Computing the full spectrum of large sparse palindromic quadratic eigenvalue problems arising from surface Green's function calculations

Full spectrum of a large sparse ⊤-palindromic quadratic eigenvalue problem (⊤-PQEP) is considered arguably for the first time in this article. Such a problem is posed by calculation of surface Green's functions (SGFs) of mesoscopic transistors with a tremendous non-periodic cross-section. For this problem, general purpose eigensolvers are not efficient, nor is advisable to resort to the decimation method etc. to obtain the Wiener-Hopf factorization. After reviewing some rigorous understanding of SGF calculation from the perspective of ⊤-PQEP and nonlinear matrix equation, we present our new approach to this problem.

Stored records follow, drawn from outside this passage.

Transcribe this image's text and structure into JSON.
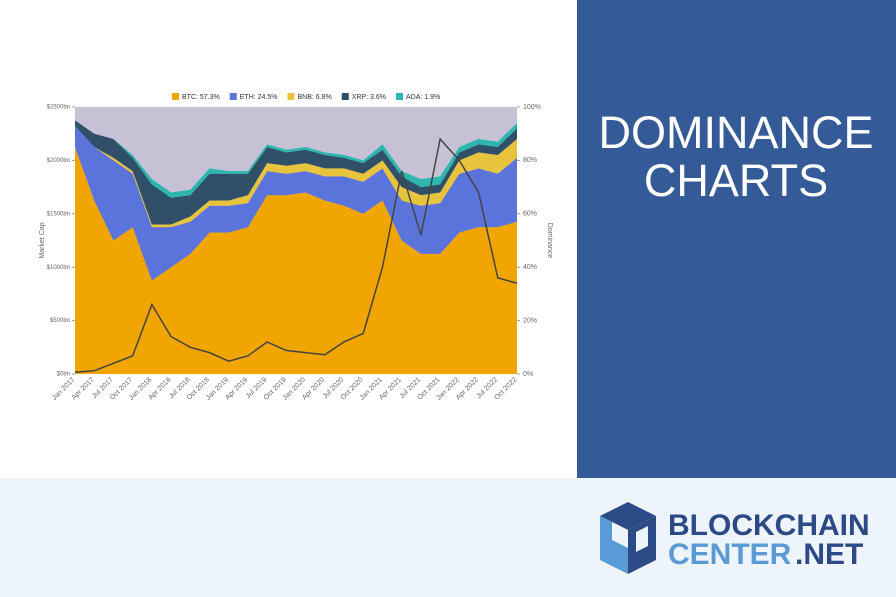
{
  "chart_data": {
    "type": "area",
    "categories": [
      "Jan 2017",
      "Apr 2017",
      "Jul 2017",
      "Oct 2017",
      "Jan 2018",
      "Apr 2018",
      "Jul 2018",
      "Oct 2018",
      "Jan 2019",
      "Apr 2019",
      "Jul 2019",
      "Oct 2019",
      "Jan 2020",
      "Apr 2020",
      "Jul 2020",
      "Oct 2020",
      "Jan 2021",
      "Apr 2021",
      "Jul 2021",
      "Oct 2021",
      "Jan 2022",
      "Apr 2022",
      "Jul 2022",
      "Oct 2022"
    ],
    "series": [
      {
        "name": "BTC: 57.3%",
        "color": "#f0a500",
        "axis": "y2",
        "values": [
          85,
          65,
          50,
          55,
          35,
          40,
          45,
          53,
          53,
          55,
          67,
          67,
          68,
          65,
          63,
          60,
          65,
          50,
          45,
          45,
          53,
          55,
          55,
          57
        ]
      },
      {
        "name": "ETH: 24.5%",
        "color": "#5a74dc",
        "axis": "y2",
        "values": [
          8,
          20,
          30,
          20,
          20,
          15,
          12,
          10,
          10,
          9,
          9,
          8,
          8,
          9,
          11,
          12,
          12,
          15,
          18,
          19,
          22,
          22,
          20,
          24
        ]
      },
      {
        "name": "BNB: 6.8%",
        "color": "#e8c33c",
        "axis": "y2",
        "values": [
          0,
          0,
          1,
          1,
          1,
          1,
          2,
          2,
          2,
          3,
          3,
          3,
          3,
          3,
          3,
          3,
          3,
          5,
          4,
          4,
          5,
          6,
          7,
          7
        ]
      },
      {
        "name": "XRP: 3.6%",
        "color": "#2f5068",
        "axis": "y2",
        "values": [
          2,
          5,
          7,
          5,
          15,
          10,
          8,
          10,
          10,
          8,
          6,
          5,
          5,
          5,
          4,
          4,
          4,
          4,
          3,
          3,
          3,
          3,
          3,
          4
        ]
      },
      {
        "name": "ADA: 1.9%",
        "color": "#2bb6b0",
        "axis": "y2",
        "values": [
          0,
          0,
          0,
          1,
          2,
          2,
          2,
          2,
          1,
          1,
          1,
          1,
          1,
          1,
          1,
          1,
          2,
          2,
          3,
          3,
          2,
          2,
          2,
          2
        ]
      }
    ],
    "market_cap": {
      "color": "#444444",
      "values": [
        18,
        30,
        100,
        170,
        650,
        350,
        250,
        200,
        120,
        170,
        300,
        220,
        200,
        180,
        300,
        380,
        1000,
        1900,
        1300,
        2200,
        2000,
        1700,
        900,
        850
      ]
    },
    "ylabel": "Market Cap",
    "y2label": "Dominance",
    "ylim": [
      0,
      2500
    ],
    "yticks": [
      {
        "value": 0,
        "label": "$0bn"
      },
      {
        "value": 500,
        "label": "$500bn"
      },
      {
        "value": 1000,
        "label": "$1000bn"
      },
      {
        "value": 1500,
        "label": "$1500bn"
      },
      {
        "value": 2000,
        "label": "$2000bn"
      },
      {
        "value": 2500,
        "label": "$2500bn"
      }
    ],
    "y2lim": [
      0,
      100
    ],
    "y2ticks": [
      {
        "value": 0,
        "label": "0%"
      },
      {
        "value": 20,
        "label": "20%"
      },
      {
        "value": 40,
        "label": "40%"
      },
      {
        "value": 60,
        "label": "60%"
      },
      {
        "value": 80,
        "label": "80%"
      },
      {
        "value": 100,
        "label": "100%"
      }
    ]
  },
  "banner": {
    "line1": "DOMINANCE",
    "line2": "CHARTS"
  },
  "logo": {
    "line1": "BLOCKCHAIN",
    "line2": "CENTER",
    "line3": ".NET"
  }
}
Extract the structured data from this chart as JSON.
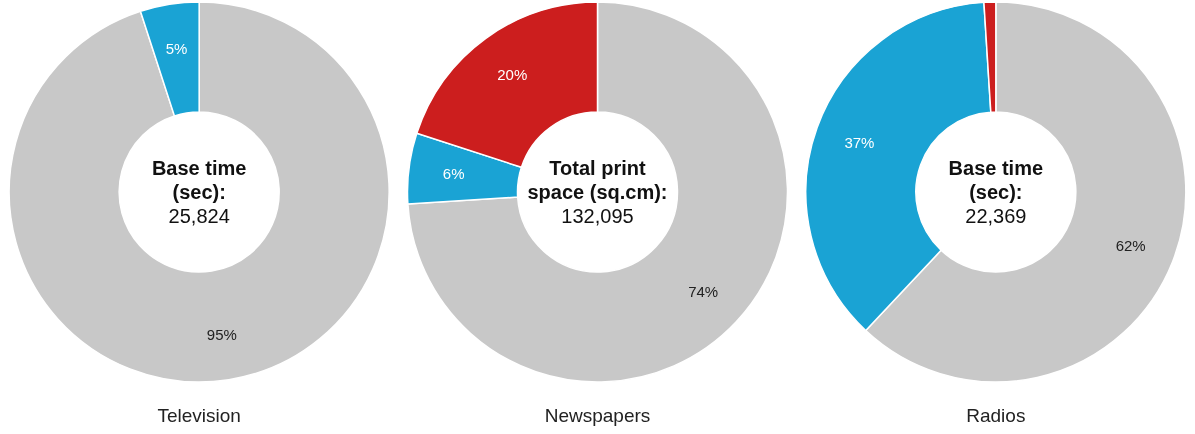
{
  "chart_data": [
    {
      "type": "donut",
      "title": "Base time (sec):",
      "subtitle": "25,824",
      "xlabel": "Television",
      "categories": [
        null,
        null
      ],
      "values": [
        95,
        5
      ],
      "colors": [
        "#c8c8c8",
        "#1aa3d4"
      ],
      "value_labels": [
        "95%",
        "5%"
      ]
    },
    {
      "type": "donut",
      "title": "Total print space (sq.cm):",
      "subtitle": "132,095",
      "xlabel": "Newspapers",
      "categories": [
        null,
        null,
        null
      ],
      "values": [
        74,
        6,
        20
      ],
      "colors": [
        "#c8c8c8",
        "#1aa3d4",
        "#cc1e1e"
      ],
      "value_labels": [
        "74%",
        "6%",
        "20%"
      ]
    },
    {
      "type": "donut",
      "title": "Base time (sec):",
      "subtitle": "22,369",
      "xlabel": "Radios",
      "categories": [
        null,
        null,
        null
      ],
      "values": [
        62,
        37,
        1
      ],
      "colors": [
        "#c8c8c8",
        "#1aa3d4",
        "#cc1e1e"
      ],
      "value_labels": [
        "62%",
        "37%",
        null
      ]
    }
  ]
}
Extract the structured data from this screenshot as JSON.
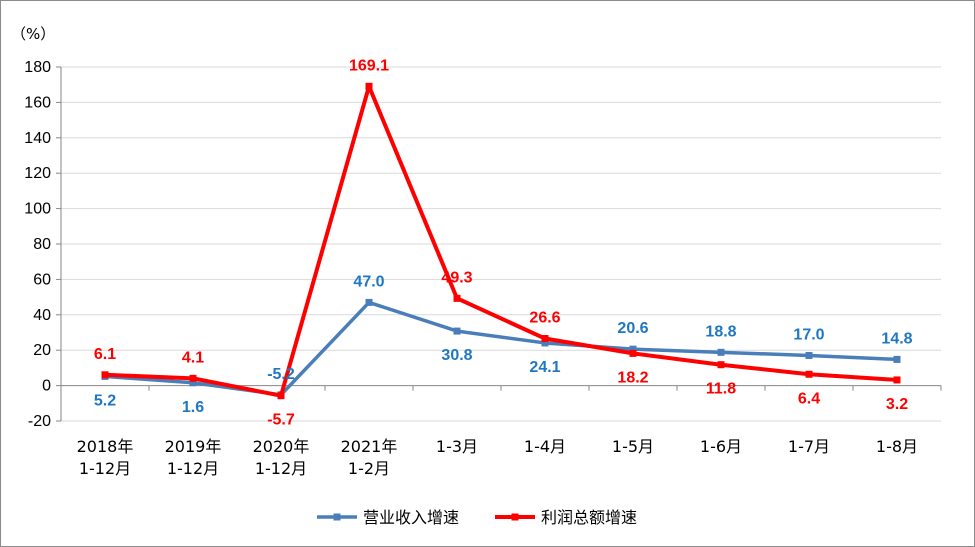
{
  "chart_data": {
    "type": "line",
    "ylabel": "（%）",
    "ylim": [
      -20,
      180
    ],
    "yticks": [
      -20,
      0,
      20,
      40,
      60,
      80,
      100,
      120,
      140,
      160,
      180
    ],
    "grid": "horizontal",
    "legend_position": "bottom",
    "categories": [
      [
        "2018年",
        "1-12月"
      ],
      [
        "2019年",
        "1-12月"
      ],
      [
        "2020年",
        "1-12月"
      ],
      [
        "2021年",
        "1-2月"
      ],
      [
        "1-3月"
      ],
      [
        "1-4月"
      ],
      [
        "1-5月"
      ],
      [
        "1-6月"
      ],
      [
        "1-7月"
      ],
      [
        "1-8月"
      ]
    ],
    "series": [
      {
        "name": "营业收入增速",
        "color": "#4a7ebb",
        "label_color": "#1f77c4",
        "values": [
          5.2,
          1.6,
          -5.2,
          47.0,
          30.8,
          24.1,
          20.6,
          18.8,
          17.0,
          14.8
        ],
        "labels": [
          "5.2",
          "1.6",
          "-5.2",
          "47.0",
          "30.8",
          "24.1",
          "20.6",
          "18.8",
          "17.0",
          "14.8"
        ],
        "label_side": [
          "below",
          "below",
          "above",
          "above",
          "below",
          "below",
          "above",
          "above",
          "above",
          "above"
        ]
      },
      {
        "name": "利润总额增速",
        "color": "#ff0000",
        "label_color": "#ff0000",
        "values": [
          6.1,
          4.1,
          -5.7,
          169.1,
          49.3,
          26.6,
          18.2,
          11.8,
          6.4,
          3.2
        ],
        "labels": [
          "6.1",
          "4.1",
          "-5.7",
          "169.1",
          "49.3",
          "26.6",
          "18.2",
          "11.8",
          "6.4",
          "3.2"
        ],
        "label_side": [
          "above",
          "above",
          "below",
          "above",
          "above",
          "above",
          "below",
          "below",
          "below",
          "below"
        ]
      }
    ]
  }
}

In a nutshell, the unit disk where the spectrum of interest lies is broken down adaptively into pieces small enough that they each can be locally tackled by the generalized ⊤-skew-Hamiltonian implicitly restarted shift-and-invert Arnoldi (G⊤SHIRA) algorithm with suitable shifts and other parameters, and the eigenvalues missed by this divide-and-conquer strategy can be recovered thanks to the accurate estimation provided by our newly developed scheme. Notably the novel non-equivalence deflation is proposed to avoid as much as possible duplication of nearby known eigenvalues when a new shift of G⊤SHIRA is determined. We demonstrate our new approach by calculating the SGF of a realistic nanowire whose unit cell is described by a matrix of size 4000×4000 at the density functional tight binding level, corresponding to a 8×8nm2 cross-section. We believe that quantum transport simulation of realistic nano-devices in the mesoscopic regime will greatly benefit from this work.